# Homework Help: Surfactant adsorption chemical equilibrium

1. Jun 16, 2014

### WannabeNewton

1. The problem statement, all variables and given/known data

A dilute solution of surfactants can be regarded as an ideal three-dimensional gas. As surfactant molecules can reduce their energy by contact with air, a fraction of them migrate to the surface where they can be treated as a two-dimensional ideal gas. Surfactants are similarly adsorbed by other porous media such as polymers and gels with an affinity for them.

(a) Consider an ideal gas of classical particles of mass $m$ in $d$ dimensions, moving in a uniform attractive potential $\epsilon_d$ in equilibrium with a thermal bath of temperature $T$. Show that the chemical potential with particle density $n_d$ is given by $\mu_d = -\epsilon_d + k_B T \ln (n_d \lambda^d)$ where $\lambda = \frac{h}{\sqrt{2\pi m k_B T}}$ is the thermal wavelength.

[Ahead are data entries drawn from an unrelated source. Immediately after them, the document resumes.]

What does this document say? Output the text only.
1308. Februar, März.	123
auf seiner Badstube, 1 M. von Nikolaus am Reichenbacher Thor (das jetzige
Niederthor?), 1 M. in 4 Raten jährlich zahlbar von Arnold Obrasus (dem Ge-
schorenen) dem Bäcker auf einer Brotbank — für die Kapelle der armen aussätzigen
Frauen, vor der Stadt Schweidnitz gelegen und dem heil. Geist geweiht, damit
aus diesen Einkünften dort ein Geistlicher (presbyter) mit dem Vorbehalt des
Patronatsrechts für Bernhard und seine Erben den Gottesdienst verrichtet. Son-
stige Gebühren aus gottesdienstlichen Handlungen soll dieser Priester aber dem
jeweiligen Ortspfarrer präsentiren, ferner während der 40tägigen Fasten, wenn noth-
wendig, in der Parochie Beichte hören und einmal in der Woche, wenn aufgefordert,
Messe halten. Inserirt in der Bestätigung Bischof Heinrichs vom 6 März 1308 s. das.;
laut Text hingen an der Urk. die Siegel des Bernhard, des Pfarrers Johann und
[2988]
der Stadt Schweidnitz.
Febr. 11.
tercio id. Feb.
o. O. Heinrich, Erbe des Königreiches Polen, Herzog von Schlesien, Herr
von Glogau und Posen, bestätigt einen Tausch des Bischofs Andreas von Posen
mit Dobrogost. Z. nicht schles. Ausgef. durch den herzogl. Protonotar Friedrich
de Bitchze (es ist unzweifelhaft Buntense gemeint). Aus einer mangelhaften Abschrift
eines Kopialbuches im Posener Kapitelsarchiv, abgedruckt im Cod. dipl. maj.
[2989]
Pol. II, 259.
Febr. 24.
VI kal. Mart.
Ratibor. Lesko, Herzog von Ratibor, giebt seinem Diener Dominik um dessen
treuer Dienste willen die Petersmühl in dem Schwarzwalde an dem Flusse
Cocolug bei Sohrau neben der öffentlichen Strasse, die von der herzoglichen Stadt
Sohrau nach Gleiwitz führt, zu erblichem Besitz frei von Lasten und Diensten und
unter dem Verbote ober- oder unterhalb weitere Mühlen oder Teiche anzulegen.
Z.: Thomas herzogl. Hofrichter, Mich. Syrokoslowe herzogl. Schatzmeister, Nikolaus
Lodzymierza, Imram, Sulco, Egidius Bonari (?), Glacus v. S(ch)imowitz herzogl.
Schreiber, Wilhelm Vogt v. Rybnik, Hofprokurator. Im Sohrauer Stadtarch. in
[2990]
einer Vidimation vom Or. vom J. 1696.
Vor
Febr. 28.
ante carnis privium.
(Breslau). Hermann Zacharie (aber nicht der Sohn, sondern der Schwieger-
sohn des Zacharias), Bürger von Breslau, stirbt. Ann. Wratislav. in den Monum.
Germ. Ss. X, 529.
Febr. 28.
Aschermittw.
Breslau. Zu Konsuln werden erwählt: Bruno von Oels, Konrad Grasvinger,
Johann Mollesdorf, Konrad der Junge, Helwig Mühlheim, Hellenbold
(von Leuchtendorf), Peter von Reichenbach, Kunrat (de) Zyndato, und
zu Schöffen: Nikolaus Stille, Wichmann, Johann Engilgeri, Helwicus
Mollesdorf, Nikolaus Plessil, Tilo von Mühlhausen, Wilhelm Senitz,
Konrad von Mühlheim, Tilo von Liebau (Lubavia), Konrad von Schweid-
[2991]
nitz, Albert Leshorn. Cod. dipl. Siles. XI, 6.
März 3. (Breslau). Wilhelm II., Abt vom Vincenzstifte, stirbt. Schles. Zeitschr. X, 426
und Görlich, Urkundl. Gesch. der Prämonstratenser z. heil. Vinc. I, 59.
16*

(b) If a surfactant lowers its energy by $\epsilon_0$ in moving from the solution it is in to the surface of the solution, calculate the concentration of floating surfactants at the surface as a function of the solution concentration $n = n_3$ at temperature $T$.

3. The attempt at a solution

I calculated (a) using the canonical ensemble so that $Z = \frac{V^N}{h^{3N}N!}e^{\beta \epsilon_d}\int \Pi _{i = 1}^N d^d p_i e^{-\beta \sum_j p_j^2/2m} = \frac{2\pi V^N}{h^{3N}N!}\frac{(2mE)^{(Nd -1)/2}}{(Nd/2 - 1)!}e^{\beta \epsilon_d} = \frac{V^N}{\lambda^{Nd}N!}\epsilon^{\beta \epsilon_d}$ where $V$ is the volume in $d$ dimensions that a single particle moves in. Then $F = -k_B T \ln Z = Nk_B T \ln n_d \lambda^d - N\epsilon_d - Nk_B T$ where $n_d = \frac{N}{V}$. Hence $\mu_d = \frac{\partial F}{\partial N}|_{T,V} = -\epsilon_d + k_B T \ln n_d \lambda^d$.

My problem is with (b). Let $\epsilon_0 \equiv \epsilon_3 - \epsilon_2$. Now in the canonical ensemble, the system doesn't exchange particles with the thermal bath but subsystems of the system can exchange particles with one another. In our case the surfactants in the solution will flow to the surface, driven by the difference in potential energy $\epsilon_0$ between the solution and surface. They should keep flowing until $dF_{\text{total}} = dF_2 - dF_3 = 0$ since the total Helmholtz free energy of the subsystems combined has to be minimized. But this implies $\frac{\partial F_2}{\partial N}|_{T,V} = \frac{\partial F_3}{\partial N}|_{T,V} \Rightarrow \mu_2 = \mu_3$ hence $n_2 = n_3 \lambda e^{-\beta\epsilon_0}$ which is certainly the wrong answer since this implies $n_2 \ll n_3$ for $\epsilon_0 \rightarrow \infty$ whereas it should be the other way around; in fact the correct answer should be $n_2 = n_3 \lambda e^{\beta\epsilon_0}$.

So where am I going wrong? Thanks in advance.

2. Jun 17, 2014

### Matterwave

[strike]How did you go from $F=Nk_BT\ln n_d\lambda^d-N\epsilon_d-Nk_BT$ to $\mu_d=k_BT\ln n_d\lambda^d-\epsilon_d$?

What happened to the last $-Nk_B T$ term?[/strike]

EDIT: REDACTED

Last edited: Jun 17, 2014
3. Jun 18, 2014

### bloby

Are $\mu_d = -\epsilon_d + k_B T \ln (n_d \lambda^d)$, $\epsilon_0 \equiv \epsilon_3 - \epsilon_2$ and $n_2 = n_3 \lambda e^{\beta\epsilon_0}$ given as the right answers?

4. Jun 18, 2014

### WannabeNewton

Yes blobly. This is problem 4.6 in Kardar if you're interested.

5. Jun 18, 2014

### WannabeNewton

Oops! I forgot that $\epsilon_0 < 0$ as per my sign convention so my answer agrees with the book's answer and the correct limit is actually $\epsilon_0 \rightarrow -\infty$ which gives $n_2 \gg n_3$ as desired.

And thank you to matterwave for setting my head straight on this :)

6. Jun 18, 2014

### Matterwave

This is one deeply confusing sign error, gotta admit.